À travers le pays, les agents de la main-d’oeuvre non permanente se sont levés pour revendiquer leurs droits et faire parvenir leurs messages aux plus hautes autorités. De nouveaux piquets de grève ont émergé, notamment devant le gouvernorat de Port-Gentil dans la province de l’Ogooué-Maritime et celui de la commune de Mouila dans la province de la Ngounié. Vêtus de rouge, ils étaient présents devant le gouvernorat au bord de la lagune Ngounié. De l’Ogooué-Maritime à la Ngounié, les revendications sont les mêmes.

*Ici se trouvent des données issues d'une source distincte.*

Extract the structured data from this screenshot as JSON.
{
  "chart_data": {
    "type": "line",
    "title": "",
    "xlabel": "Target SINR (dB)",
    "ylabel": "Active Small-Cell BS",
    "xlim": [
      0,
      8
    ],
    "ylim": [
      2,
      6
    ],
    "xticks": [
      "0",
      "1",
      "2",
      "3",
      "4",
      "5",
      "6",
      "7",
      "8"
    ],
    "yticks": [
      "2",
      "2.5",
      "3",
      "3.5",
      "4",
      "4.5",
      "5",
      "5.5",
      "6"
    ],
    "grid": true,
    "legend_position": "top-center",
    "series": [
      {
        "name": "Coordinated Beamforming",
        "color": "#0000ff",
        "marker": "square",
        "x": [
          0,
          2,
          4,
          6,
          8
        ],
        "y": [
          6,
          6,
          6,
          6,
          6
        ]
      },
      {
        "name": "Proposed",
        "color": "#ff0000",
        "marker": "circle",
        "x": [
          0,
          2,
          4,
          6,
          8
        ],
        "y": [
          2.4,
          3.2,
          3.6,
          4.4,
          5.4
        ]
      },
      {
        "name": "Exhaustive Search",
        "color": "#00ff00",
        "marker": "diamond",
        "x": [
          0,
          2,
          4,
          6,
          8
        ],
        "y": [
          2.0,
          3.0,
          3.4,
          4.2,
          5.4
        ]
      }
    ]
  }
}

« Nos revendications n’ont toujours pas trouvé satisfaction auprès de nos autorités. Nous revendiquons l’harmonisation de nos salaires, le basculement à la fonction publique et l’apurement de la dette CNSS », affirme Annick Nzaboussa Koumassi-Mavioga, porte-parole du collectif.
La situation de ces agents est d’autant plus critique que certains cumulent 12, 15, voire 20 ans de service, sans la moindre garantie de retraite. Malgré des prélèvements pour la CNSS effectués sur leur salaire, aucune cotisation n’a été reversée depuis plus de 12 ans, les exposant à une retraite sans pension.
« Nous sommes marginalisés parmi les agents de l’État. Oligui Nguema, dans ce groupe, il y a tes collègues du lycée d’État de Port-Gentil, il y a tes sœurs qui ont joué aux billes avec toi. On voudrait que notre situation change », interpelle Annick Nzaboussa Koumassi-Mavioga.
Avec des salaires avoisinant 150 000 FCFA, primes comprises, la vie de ces travailleurs est un combat quotidien. Comment survivre avec une prime de logement de 18 000 FCFA et une prime de transport de 35 000 FCFA ? Les revendications de ces pères et mères de famille ne concernent pas seulement leur avenir, mais aussi celui de leurs enfants. « Nos enfants ont le bac mais restent bloqués à l’UOB, car même une école supérieure à Libreville est hors de notre portée. Comment payer les études avec un salaire de misère ? », déplore le collectif.
Face à la précarité grandissante à travers le pays, il est impératif aujourd’hui que ces pères et mères de famille voient leurs situations changer, car il est impossible de tenir ou de joindre les deux bouts avec des moyens si insignifiants.
À travers le Gabon, si cet appel n’est pas entendu, ils continueront à faire entendre leur voix. Malgré les intimidations, ils sont décidés à aller jusqu’au bout. Nous ne pouvons que souhaiter que ce problème trouve rapidement une solution.